SPAM Filter Not Working After Upgrade to Zimbra 7

[CaptainFiesta]

I upgraded to from 6 to 7 last night. All went well except I couldn't receive mail. Manually running the postfix config command as described in this thread fixed it - http://www.zimbra.com/forums/install...l-hosts-2.html

Now I've noticed that SPAM filtering is broken. The amavis and clam services start up fine. It's behaving as if amavis isn't part of the postfix delivery chain. There are no spamassassin headers in messages and every message goes to the inbox (including the GTUBE).

Here's what I've already done to no avail:

1 - Stopped Zimbra, ran zmfixperms, started Zimbra.
2 - Noticed that master.cf was empty (the same way main.cf was, see thread linked above). I copied master.cf.in to master.cf and restarted postfix.

Please save me from the onslaught of valentine e-card spam!

[MaffooClock]

You're not alone; I seem to have the same problems.

I managed to get Zimbra to accept mail for the domains it hosts for, so everything appears to be working perfectly as before with 6.x. But now, it seems that a lot of spam is making it into my users' mailboxes. I rarely had a piece of spam make it into my inbox, but now I get about 30 per day -- drastically higher then when I had 6.x.

[tonyawbrey]

I agree! I am getting significantly more spam through to our inboxes compared to when we were running 6.0.10.

[phoenix]

Quote:

Originally Posted by tonyawbrey

I agree! I am getting significantly more spam through to our inboxes compared to when we were running 6.0.10.

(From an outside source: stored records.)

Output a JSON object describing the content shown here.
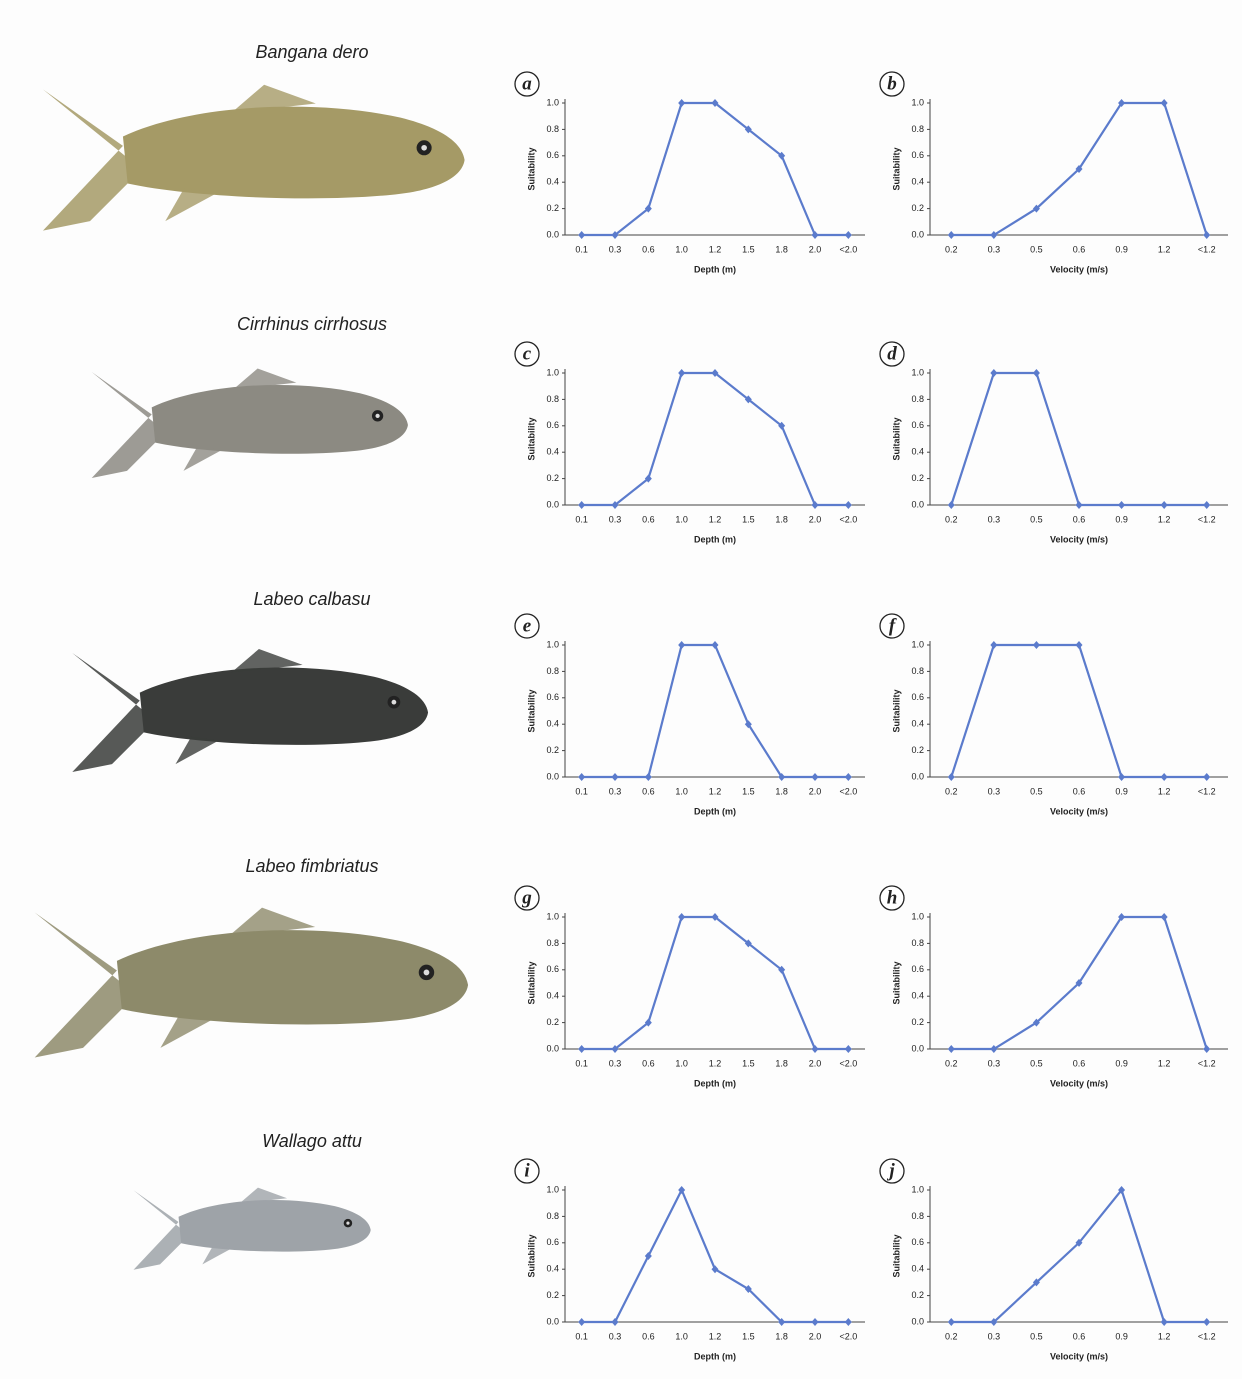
{
  "species": [
    "Bangana dero",
    "Cirrhinus cirrhosus",
    "Labeo calbasu",
    "Labeo fimbriatus",
    "Wallago attu"
  ],
  "chart_data": [
    {
      "type": "line",
      "panel": "a",
      "ylabel": "Suitability",
      "xlabel": "Depth (m)",
      "categories": [
        "0.1",
        "0.3",
        "0.6",
        "1.0",
        "1.2",
        "1.5",
        "1.8",
        "2.0",
        "<2.0"
      ],
      "values": [
        0,
        0,
        0.2,
        1,
        1,
        0.8,
        0.6,
        0,
        0
      ],
      "color": "#5b7bcc",
      "ylim": [
        0,
        1
      ],
      "yticks": [
        {
          "value": 0,
          "label": "0.0"
        },
        0.2,
        0.4,
        0.6,
        0.8,
        {
          "value": 1,
          "label": "1.0"
        }
      ]
    },
    {
      "type": "line",
      "panel": "b",
      "ylabel": "Suitability",
      "xlabel": "Velocity (m/s)",
      "categories": [
        "0.2",
        "0.3",
        "0.5",
        "0.6",
        "0.9",
        "1.2",
        "<1.2"
      ],
      "values": [
        0,
        0,
        0.2,
        0.5,
        1,
        1,
        0
      ],
      "color": "#5b7bcc",
      "ylim": [
        0,
        1
      ],
      "yticks": [
        {
          "value": 0,
          "label": "0.0"
        },
        0.2,
        0.4,
        0.6,
        0.8,
        {
          "value": 1,
          "label": "1.0"
        }
      ]
    },
    {
      "type": "line",
      "panel": "c",
      "ylabel": "Suitability",
      "xlabel": "Depth (m)",
      "categories": [
        "0.1",
        "0.3",
        "0.6",
        "1.0",
        "1.2",
        "1.5",
        "1.8",
        "2.0",
        "<2.0"
      ],
      "values": [
        0,
        0,
        0.2,
        1,
        1,
        0.8,
        0.6,
        0,
        0
      ],
      "color": "#5b7bcc",
      "ylim": [
        0,
        1
      ],
      "yticks": [
        {
          "value": 0,
          "label": "0.0"
        },
        0.2,
        0.4,
        0.6,
        0.8,
        {
          "value": 1,
          "label": "1.0"
        }
      ]
    },
    {
      "type": "line",
      "panel": "d",
      "ylabel": "Suitability",
      "xlabel": "Velocity (m/s)",
      "categories": [
        "0.2",
        "0.3",
        "0.5",
        "0.6",
        "0.9",
        "1.2",
        "<1.2"
      ],
      "values": [
        0,
        1,
        1,
        0,
        0,
        0,
        0
      ],
      "color": "#5b7bcc",
      "ylim": [
        0,
        1
      ],
      "yticks": [
        {
          "value": 0,
          "label": "0.0"
        },
        0.2,
        0.4,
        0.6,
        0.8,
        {
          "value": 1,
          "label": "1.0"
        }
      ]
    },
    {
      "type": "line",
      "panel": "e",
      "ylabel": "Suitability",
      "xlabel": "Depth (m)",
      "categories": [
        "0.1",
        "0.3",
        "0.6",
        "1.0",
        "1.2",
        "1.5",
        "1.8",
        "2.0",
        "<2.0"
      ],
      "values": [
        0,
        0,
        0,
        1,
        1,
        0.4,
        0,
        0,
        0
      ],
      "color": "#5b7bcc",
      "ylim": [
        0,
        1
      ],
      "yticks": [
        {
          "value": 0,
          "label": "0.0"
        },
        0.2,
        0.4,
        0.6,
        0.8,
        {
          "value": 1,
          "label": "1.0"
        }
      ]
    },
    {
      "type": "line",
      "panel": "f",
      "ylabel": "Suitability",
      "xlabel": "Velocity (m/s)",
      "categories": [
        "0.2",
        "0.3",
        "0.5",
        "0.6",
        "0.9",
        "1.2",
        "<1.2"
      ],
      "values": [
        0,
        1,
        1,
        1,
        0,
        0,
        0
      ],
      "color": "#5b7bcc",
      "ylim": [
        0,
        1
      ],
      "yticks": [
        {
          "value": 0,
          "label": "0.0"
        },
        0.2,
        0.4,
        0.6,
        0.8,
        {
          "value": 1,
          "label": "1.0"
        }
      ]
    },
    {
      "type": "line",
      "panel": "g",
      "ylabel": "Suitability",
      "xlabel": "Depth (m)",
      "categories": [
        "0.1",
        "0.3",
        "0.6",
        "1.0",
        "1.2",
        "1.5",
        "1.8",
        "2.0",
        "<2.0"
      ],
      "values": [
        0,
        0,
        0.2,
        1,
        1,
        0.8,
        0.6,
        0,
        0
      ],
      "color": "#5b7bcc",
      "ylim": [
        0,
        1
      ],
      "yticks": [
        {
          "value": 0,
          "label": "0.0"
        },
        0.2,
        0.4,
        0.6,
        0.8,
        {
          "value": 1,
          "label": "1.0"
        }
      ]
    },
    {
      "type": "line",
      "panel": "h",
      "ylabel": "Suitability",
      "xlabel": "Velocity (m/s)",
      "categories": [
        "0.2",
        "0.3",
        "0.5",
        "0.6",
        "0.9",
        "1.2",
        "<1.2"
      ],
      "values": [
        0,
        0,
        0.2,
        0.5,
        1,
        1,
        0
      ],
      "color": "#5b7bcc",
      "ylim": [
        0,
        1
      ],
      "yticks": [
        {
          "value": 0,
          "label": "0.0"
        },
        0.2,
        0.4,
        0.6,
        0.8,
        {
          "value": 1,
          "label": "1.0"
        }
      ]
    },
    {
      "type": "line",
      "panel": "i",
      "ylabel": "Suitability",
      "xlabel": "Depth (m)",
      "categories": [
        "0.1",
        "0.3",
        "0.6",
        "1.0",
        "1.2",
        "1.5",
        "1.8",
        "2.0",
        "<2.0"
      ],
      "values": [
        0,
        0,
        0.5,
        1,
        0.4,
        0.25,
        0,
        0,
        0
      ],
      "color": "#5b7bcc",
      "ylim": [
        0,
        1
      ],
      "yticks": [
        {
          "value": 0,
          "label": "0.0"
        },
        0.2,
        0.4,
        0.6,
        0.8,
        {
          "value": 1,
          "label": "1.0"
        }
      ]
    },
    {
      "type": "line",
      "panel": "j",
      "ylabel": "Suitability",
      "xlabel": "Velocity (m/s)",
      "categories": [
        "0.2",
        "0.3",
        "0.5",
        "0.6",
        "0.9",
        "1.2",
        "<1.2"
      ],
      "values": [
        0,
        0,
        0.3,
        0.6,
        1,
        0,
        0
      ],
      "color": "#5b7bcc",
      "ylim": [
        0,
        1
      ],
      "yticks": [
        {
          "value": 0,
          "label": "0.0"
        },
        0.2,
        0.4,
        0.6,
        0.8,
        {
          "value": 1,
          "label": "1.0"
        }
      ]
    }
  ]
}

Then you need to look at the headers of some this spam and find out why it's getting through to your inbox.

[CaptainFiesta]

I don't know about tonyawbrey and MaffooClock but in my case there are no spamassassin headers to look at! I don't see entries in the log from amavis so I'm pretty sure it's just not using it.

[MaffooClock]

I've just checked a spam that made it into my Inbox, and the headers do contain Spam headers; perhaps I'm not having the same problem, and it's just coincidental that I'm getting an influx of new spam. Interesting note: no spam is being redirected to Junk -- all of it gets delivered to my inbox. Hmm...

Code:

X-Virus-Scanned: amavisd-new at divergentsystems.net
X-Amavis-Alert: BAD HEADER SECTION, Non-encoded 8-bit data (char E2 hex):
	Subject: don\342\200\231t spend valen[...]
X-Spam-Flag: NO
X-Spam-Score: 5.98
X-Spam-Level: *****
X-Spam-Status: No, score=5.98 tagged_above=-10 required=6.6 tests=[BAYES_80=2,
	HTML_IMAGE_ONLY_24=1.618, HTML_MESSAGE=0.001, RDNS_NONE=0.793,
	SPF_FAIL=0.001, SUBJECT_NEEDS_ENCODING=0.049,
	SUBJ_ILLEGAL_CHARS=1.518] autolearn=no

[CaptainFiesta]

Yes, that is indeed a different issue than mine. What are the tag and kill thresholds set to?

[tonyawbrey]

Figured out what is going on with mine situation. Here is the scenario that is causing me headaches. I have a few accounts setup that like info@mydomain.com, helpdesk@mydomain.com and some others that are strictly used to forward mail to a group of people that monitor those accounts. I got into those accounts and it seems the spam filtering is working on them as the offending emails that people get forwarded are in the spam folder of the account. It looks like it is forwarding the emails to the people listed as forwarding addresses now before the spam filtering is taking place. I am going to report this as a bug in bugzilla.

[CaptainFiesta]

It's working but I'm not entirely confident which change I made fixed it.

1 - I uncommented the following line in amavisd.conf. I was assuming this is the default and didn't need to be uncommented but thought I'd try.

# $notify_method = 'smtp:[127.0.0.1]:10025';

2 - I added the following two lines under the pickup line in master.cf

-o content_filter=
-o receive_override_options=no_header_body_checks

I then ran the following commands as the zimbra user.

postfix stop
amavisd stop
amavisd start
postfix start

Both of these changes were undone in the config files when Zimbra was restarted but it still works!

[phoenix]

Changes are made to amavisd.conf.in and they remain in effect for each successive upgrade - amavisd.conf is rewritten for that file. Is it possible that the amavisd.conf had the wrong permissions/owner before you made the change to it? Did you edit the file as root or zimbra user? The master.cf file should also have had those entries in there already, have you modified the file previously?